Although it has been on the roof of the Uerê School in the Complexo da Maré favelas since July 2016, it was only last week that images of the above sign reading “School. Don’t Shoot” went viral on social media. The sign is an attempt to prevent the school from being targeted during police operations such to avoid the fate that befell Maria Eduarda, killed inside her high school in 2017.
Uerê has been assisting children with cognitive and emotional problems caused by violence-related trauma since 1998. Among other activities, the school trains students on how to handle situations of risk. That is: when they could be taking math, Portuguese, theater, and geography classes, students are trained in security procedures. This bears repeating: children are being trained in security procedures so they can protect themselves in situations of armed conflict. And yet, headlines state that shootouts “frighten residents,” provoking “yet another exchange of gunfire in so-and-so favela.”
Try to picture yourself in the same situation: you are in class at school. You begin to hear gunshots and your teacher interrupts the lesson. Students are instructed to get down on the ground. The bursts of gunfire intensify. The noise gets closer. The electricity cuts out. The messages popping up via WhatsApp are firm: everyone, stay put. There is no way to suppress it: tears begin to flow down your terror-stricken face. It’s horrific and yet banal. Two hours later and the tension hasn’t let up. A cell phone rings: the father of one of the kids in your class has just been shot. They’re dead. Would this frighten you?
‘Lost’ Bullets That Always Find the Same Bodies
This reporting method, hardly informative and rarely committed, continues to prevail even as mortality rates reach alarming levels. When the press normalizes the fact that one part of the city is huddling and dodging bullets while another is celebrating that public security policies to take on the “drug war” are “finally” underway, it ends up reporting on the situation with little clarity, rigor, commitment, or responsibility. The line “Stray Bullet Kills a Resident of Favela x” is as predictable [see the latest case here] as the final destination of that same bullet: it always finds the bodies of poor, black favela residents. Shocking.
The reduction of the meaning of the murder, machine-gunning, execution, or attack of people in favelas points not only to the selective importance attributed to certain lives through a perspective that deprives these individuals of their basic rights, but also to the non-accountability of those that pull the trigger, sustaining, producing, and supporting this discourse: “[The favela] is a violent place. They were going to die one way or another.” The irresponsibility of the press in portraying cases of violence in Rio is disorienting, inefficient, and desensitizing. It is important to emphasize that the media, as a powerful form of social communication, builds narratives that permeate society and informs public debate. Does “fright” account for the 434 deaths between January and March?

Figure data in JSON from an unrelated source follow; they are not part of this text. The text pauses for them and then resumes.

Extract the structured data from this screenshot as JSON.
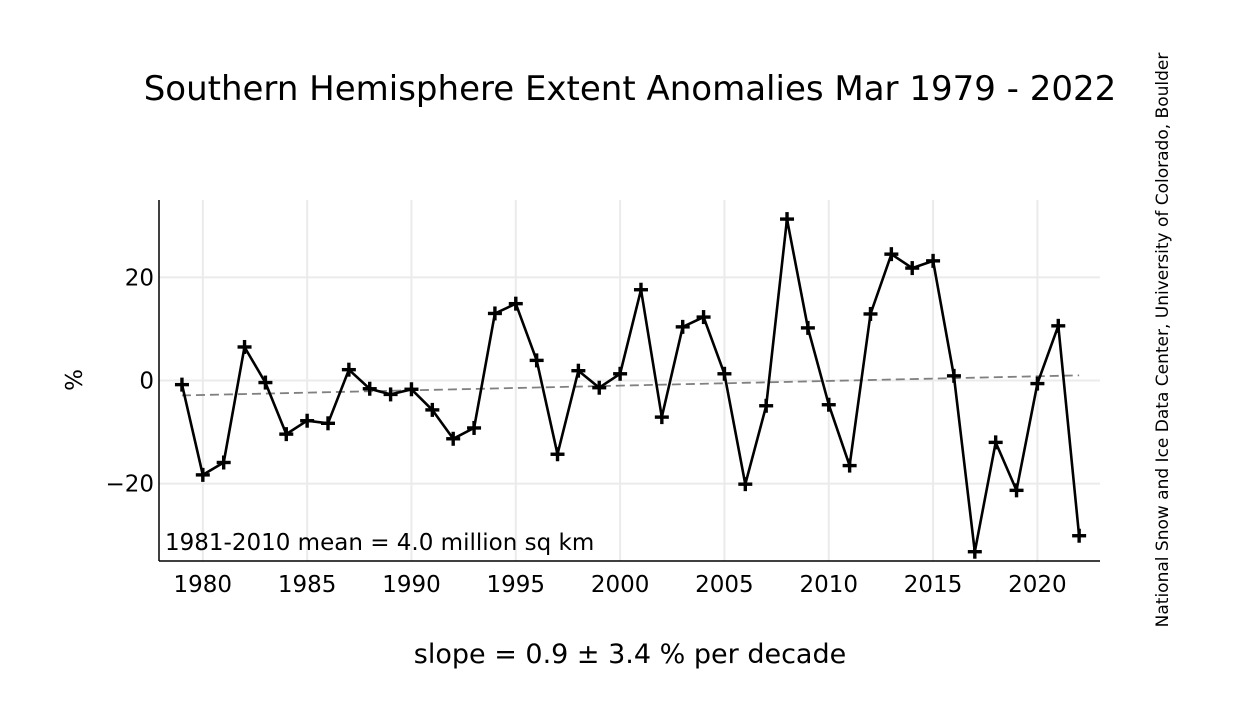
{
  "chart_data": {
    "type": "line",
    "title": "Southern Hemisphere Extent Anomalies Mar 1979 - 2022",
    "xlabel": "slope = 0.9 ± 3.4 % per decade",
    "ylabel": "%",
    "annotation": "1981-2010 mean = 4.0 million sq km",
    "credit": "National Snow and Ice Data Center, University of Colorado, Boulder",
    "xlim": [
      1977.9,
      2023
    ],
    "ylim": [
      -35,
      35
    ],
    "xticks": [
      1980,
      1985,
      1990,
      1995,
      2000,
      2005,
      2010,
      2015,
      2020
    ],
    "yticks": [
      20,
      0,
      -20
    ],
    "ytick_labels": [
      "20",
      "0",
      "−20"
    ],
    "grid": true,
    "series": [
      {
        "marker": "plus",
        "color": "#000000",
        "x": [
          1979,
          1980,
          1981,
          1982,
          1983,
          1984,
          1985,
          1986,
          1987,
          1988,
          1989,
          1990,
          1991,
          1992,
          1993,
          1994,
          1995,
          1996,
          1997,
          1998,
          1999,
          2000,
          2001,
          2002,
          2003,
          2004,
          2005,
          2006,
          2007,
          2008,
          2009,
          2010,
          2011,
          2012,
          2013,
          2014,
          2015,
          2016,
          2017,
          2018,
          2019,
          2020,
          2021,
          2022
        ],
        "y": [
          -0.8,
          -18.3,
          -15.9,
          6.5,
          -0.4,
          -10.4,
          -7.8,
          -8.3,
          2.1,
          -1.6,
          -2.7,
          -1.7,
          -5.7,
          -11.3,
          -9.2,
          13,
          14.9,
          3.9,
          -14.3,
          1.9,
          -1.4,
          1.3,
          17.6,
          -7.1,
          10.4,
          12.3,
          1.3,
          -20.1,
          -4.9,
          31.3,
          10.2,
          -4.7,
          -16.5,
          12.9,
          24.5,
          21.8,
          23.2,
          0.9,
          -33.2,
          -12,
          -21.3,
          -0.6,
          10.6,
          -30.1
        ]
      },
      {
        "type": "trend",
        "style": "dashed",
        "color": "#808080",
        "x": [
          1979,
          2022
        ],
        "y": [
          -2.9,
          1.0
        ]
      }
    ]
  }
}
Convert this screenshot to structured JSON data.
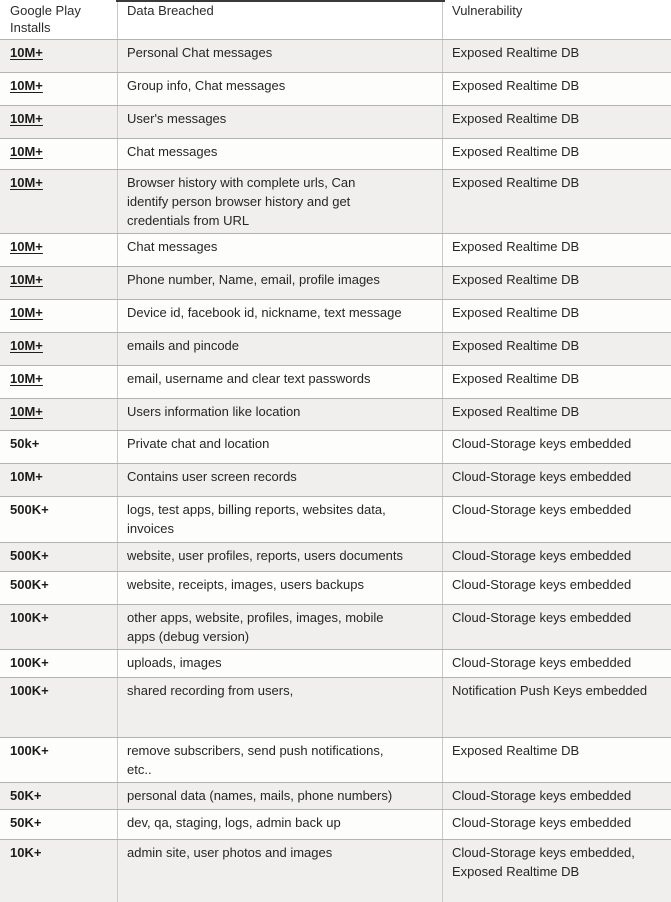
{
  "table": {
    "headers": [
      "Google Play\nInstalls",
      "Data Breached",
      "Vulnerability"
    ],
    "accent_colors": {
      "row_shade": "#f0efee",
      "row_white": "#fdfdfc",
      "horizontal_border": "#b3b3b3",
      "vertical_border": "#c9c9c9",
      "top_fragment": "#3a3a3c",
      "text": "#262626"
    },
    "rows": [
      {
        "installs": "10M+",
        "underlined": true,
        "data_breached": "Personal Chat messages",
        "vulnerability": "Exposed Realtime DB"
      },
      {
        "installs": "10M+",
        "underlined": true,
        "data_breached": "Group info, Chat messages",
        "vulnerability": "Exposed Realtime DB"
      },
      {
        "installs": "10M+",
        "underlined": true,
        "data_breached": "User's messages",
        "vulnerability": "Exposed Realtime DB"
      },
      {
        "installs": "10M+",
        "underlined": true,
        "data_breached": "Chat messages",
        "vulnerability": "Exposed Realtime DB"
      },
      {
        "installs": "10M+",
        "underlined": true,
        "data_breached": "Browser history with complete urls, Can\nidentify person browser history and get\ncredentials from URL",
        "vulnerability": "Exposed Realtime DB"
      },
      {
        "installs": "10M+",
        "underlined": true,
        "data_breached": "Chat messages",
        "vulnerability": "Exposed Realtime DB"
      },
      {
        "installs": "10M+",
        "underlined": true,
        "data_breached": "Phone number, Name, email, profile images",
        "vulnerability": "Exposed Realtime DB"
      },
      {
        "installs": "10M+",
        "underlined": true,
        "data_breached": "Device id, facebook id, nickname, text message",
        "vulnerability": "Exposed Realtime DB"
      },
      {
        "installs": "10M+",
        "underlined": true,
        "data_breached": "emails and pincode",
        "vulnerability": "Exposed Realtime DB"
      },
      {
        "installs": "10M+",
        "underlined": true,
        "data_breached": "email, username and clear text passwords",
        "vulnerability": "Exposed Realtime DB"
      },
      {
        "installs": "10M+",
        "underlined": true,
        "data_breached": "Users information like location",
        "vulnerability": "Exposed Realtime DB"
      },
      {
        "installs": "50k+",
        "underlined": false,
        "data_breached": "Private chat and location",
        "vulnerability": "Cloud-Storage keys embedded"
      },
      {
        "installs": "10M+",
        "underlined": false,
        "data_breached": "Contains user screen records",
        "vulnerability": "Cloud-Storage keys embedded"
      },
      {
        "installs": "500K+",
        "underlined": false,
        "data_breached": "logs, test apps, billing reports, websites data,\ninvoices",
        "vulnerability": "Cloud-Storage keys embedded"
      },
      {
        "installs": "500K+",
        "underlined": false,
        "data_breached": "website, user profiles, reports, users documents",
        "vulnerability": "Cloud-Storage keys embedded"
      },
      {
        "installs": "500K+",
        "underlined": false,
        "data_breached": "website, receipts, images, users backups",
        "vulnerability": "Cloud-Storage keys embedded"
      },
      {
        "installs": "100K+",
        "underlined": false,
        "data_breached": "other apps, website, profiles, images, mobile\napps (debug version)",
        "vulnerability": "Cloud-Storage keys embedded"
      },
      {
        "installs": "100K+",
        "underlined": false,
        "data_breached": "uploads, images",
        "vulnerability": "Cloud-Storage keys embedded"
      },
      {
        "installs": "100K+",
        "underlined": false,
        "data_breached": "shared recording from users,",
        "vulnerability": "Notification Push Keys embedded"
      },
      {
        "installs": "100K+",
        "underlined": false,
        "data_breached": "remove subscribers, send push notifications,\netc..",
        "vulnerability": "Exposed Realtime DB"
      },
      {
        "installs": "50K+",
        "underlined": false,
        "data_breached": "personal data (names, mails, phone numbers)",
        "vulnerability": "Cloud-Storage keys embedded"
      },
      {
        "installs": "50K+",
        "underlined": false,
        "data_breached": "dev, qa, staging, logs, admin back up",
        "vulnerability": "Cloud-Storage keys embedded"
      },
      {
        "installs": "10K+",
        "underlined": false,
        "data_breached": "admin site, user photos and images",
        "vulnerability": "Cloud-Storage keys embedded,\nExposed Realtime DB"
      }
    ]
  }
}
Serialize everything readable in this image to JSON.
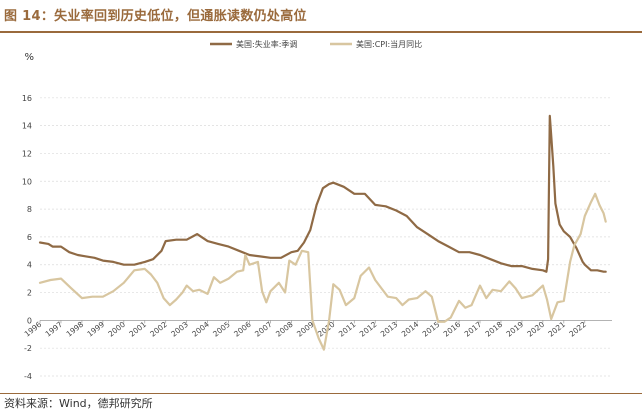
{
  "header": {
    "title": "图 14：失业率回到历史低位，但通胀读数仍处高位"
  },
  "footer": {
    "source": "资料来源：Wind，德邦研究所"
  },
  "colors": {
    "unemployment": "#8f6a45",
    "cpi": "#d8c6a0",
    "title": "#9a6a3c",
    "grid": "#dcdcdc"
  },
  "chart_data": {
    "type": "line",
    "unit_label": "%",
    "ylim": [
      -4,
      18
    ],
    "yticks": [
      "-4",
      "-2",
      "0",
      "2",
      "4",
      "6",
      "8",
      "10",
      "12",
      "14",
      "16"
    ],
    "xlim": [
      1996,
      2023.3
    ],
    "xticks": [
      "1996",
      "1997",
      "1998",
      "1999",
      "2000",
      "2001",
      "2002",
      "2003",
      "2004",
      "2005",
      "2006",
      "2007",
      "2008",
      "2009",
      "2010",
      "2011",
      "2012",
      "2013",
      "2014",
      "2015",
      "2016",
      "2017",
      "2018",
      "2019",
      "2020",
      "2021",
      "2022"
    ],
    "grid": true,
    "legend_position": "top-center",
    "series": [
      {
        "name": "美国:失业率:季调",
        "x": [
          1996.0,
          1996.4,
          1996.6,
          1997.0,
          1997.4,
          1997.8,
          1998.2,
          1998.6,
          1999.0,
          1999.5,
          2000.0,
          2000.5,
          2001.0,
          2001.4,
          2001.8,
          2002.0,
          2002.5,
          2003.0,
          2003.5,
          2004.0,
          2004.5,
          2005.0,
          2005.5,
          2006.0,
          2006.5,
          2007.0,
          2007.5,
          2008.0,
          2008.3,
          2008.6,
          2008.9,
          2009.2,
          2009.5,
          2009.8,
          2010.0,
          2010.5,
          2011.0,
          2011.5,
          2012.0,
          2012.5,
          2013.0,
          2013.5,
          2014.0,
          2014.5,
          2015.0,
          2015.5,
          2016.0,
          2016.5,
          2017.0,
          2017.5,
          2018.0,
          2018.5,
          2019.0,
          2019.5,
          2020.0,
          2020.17,
          2020.25,
          2020.33,
          2020.4,
          2020.5,
          2020.6,
          2020.8,
          2021.0,
          2021.3,
          2021.6,
          2021.9,
          2022.0,
          2022.3,
          2022.6,
          2022.9,
          2023.0
        ],
        "y": [
          5.6,
          5.5,
          5.3,
          5.3,
          4.9,
          4.7,
          4.6,
          4.5,
          4.3,
          4.2,
          4.0,
          4.0,
          4.2,
          4.4,
          5.0,
          5.7,
          5.8,
          5.8,
          6.2,
          5.7,
          5.5,
          5.3,
          5.0,
          4.7,
          4.6,
          4.5,
          4.5,
          4.9,
          5.0,
          5.6,
          6.5,
          8.3,
          9.5,
          9.8,
          9.9,
          9.6,
          9.1,
          9.1,
          8.3,
          8.2,
          7.9,
          7.5,
          6.7,
          6.2,
          5.7,
          5.3,
          4.9,
          4.9,
          4.7,
          4.4,
          4.1,
          3.9,
          3.9,
          3.7,
          3.6,
          3.5,
          4.4,
          14.7,
          13.3,
          11.1,
          8.4,
          6.9,
          6.4,
          6.0,
          5.2,
          4.2,
          4.0,
          3.6,
          3.6,
          3.5,
          3.5
        ]
      },
      {
        "name": "美国:CPI:当月同比",
        "x": [
          1996.0,
          1996.5,
          1997.0,
          1997.5,
          1998.0,
          1998.5,
          1999.0,
          1999.5,
          2000.0,
          2000.5,
          2001.0,
          2001.3,
          2001.6,
          2001.9,
          2002.2,
          2002.5,
          2002.8,
          2003.0,
          2003.3,
          2003.6,
          2004.0,
          2004.3,
          2004.6,
          2005.0,
          2005.4,
          2005.7,
          2005.8,
          2006.0,
          2006.4,
          2006.6,
          2006.8,
          2007.0,
          2007.4,
          2007.7,
          2007.9,
          2008.2,
          2008.5,
          2008.8,
          2009.0,
          2009.3,
          2009.55,
          2009.8,
          2010.0,
          2010.3,
          2010.6,
          2011.0,
          2011.3,
          2011.7,
          2012.0,
          2012.3,
          2012.6,
          2013.0,
          2013.3,
          2013.6,
          2014.0,
          2014.4,
          2014.7,
          2015.0,
          2015.3,
          2015.6,
          2016.0,
          2016.3,
          2016.6,
          2017.0,
          2017.3,
          2017.6,
          2018.0,
          2018.4,
          2018.7,
          2019.0,
          2019.5,
          2020.0,
          2020.2,
          2020.4,
          2020.7,
          2021.0,
          2021.3,
          2021.5,
          2021.8,
          2022.0,
          2022.3,
          2022.5,
          2022.7,
          2022.9,
          2023.0
        ],
        "y": [
          2.7,
          2.9,
          3.0,
          2.3,
          1.6,
          1.7,
          1.7,
          2.1,
          2.7,
          3.6,
          3.7,
          3.3,
          2.7,
          1.6,
          1.1,
          1.5,
          2.0,
          2.5,
          2.1,
          2.2,
          1.9,
          3.1,
          2.7,
          3.0,
          3.5,
          3.6,
          4.7,
          4.0,
          4.2,
          2.1,
          1.3,
          2.1,
          2.7,
          2.0,
          4.3,
          4.0,
          5.0,
          4.9,
          0.0,
          -1.3,
          -2.1,
          0.0,
          2.6,
          2.2,
          1.1,
          1.6,
          3.2,
          3.8,
          2.9,
          2.3,
          1.7,
          1.6,
          1.1,
          1.5,
          1.6,
          2.1,
          1.7,
          -0.1,
          -0.1,
          0.2,
          1.4,
          0.9,
          1.1,
          2.5,
          1.6,
          2.2,
          2.1,
          2.8,
          2.3,
          1.6,
          1.8,
          2.5,
          1.5,
          0.1,
          1.3,
          1.4,
          4.2,
          5.4,
          6.2,
          7.5,
          8.5,
          9.1,
          8.3,
          7.7,
          7.1
        ]
      }
    ]
  }
}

Beyond the context of Rio de Janeiro, across the country, according to the 2018 Atlas of Violence—a publication* of the Institute of Applied Economic Research (IPEA) and the Brazilian Forum on Public Security—the number of people killed in Brazil is akin to that of countries at war, such as Syria in the Middle East. According to the study’s authors, this is because Brazil recorded 553,000 murders in the past 11 years. In Syria, which has been facing armed conflict for eight years, more than 550,000 have been killed, according to United Nations estimates released in 2018.
Efforts to normalize this violence tend to materialize in the reinforcement of subhuman stereotypes, justifying public policies skewed by gender, race, geography, and social class. The right to complete human development and a dignified, healthy life is also violated by the power of words—those same words that my teacher spoke of. Oftentimes, the reality is distorted amid shouts, cries, and demands for respect: “Stop killing us. Our lives matter.”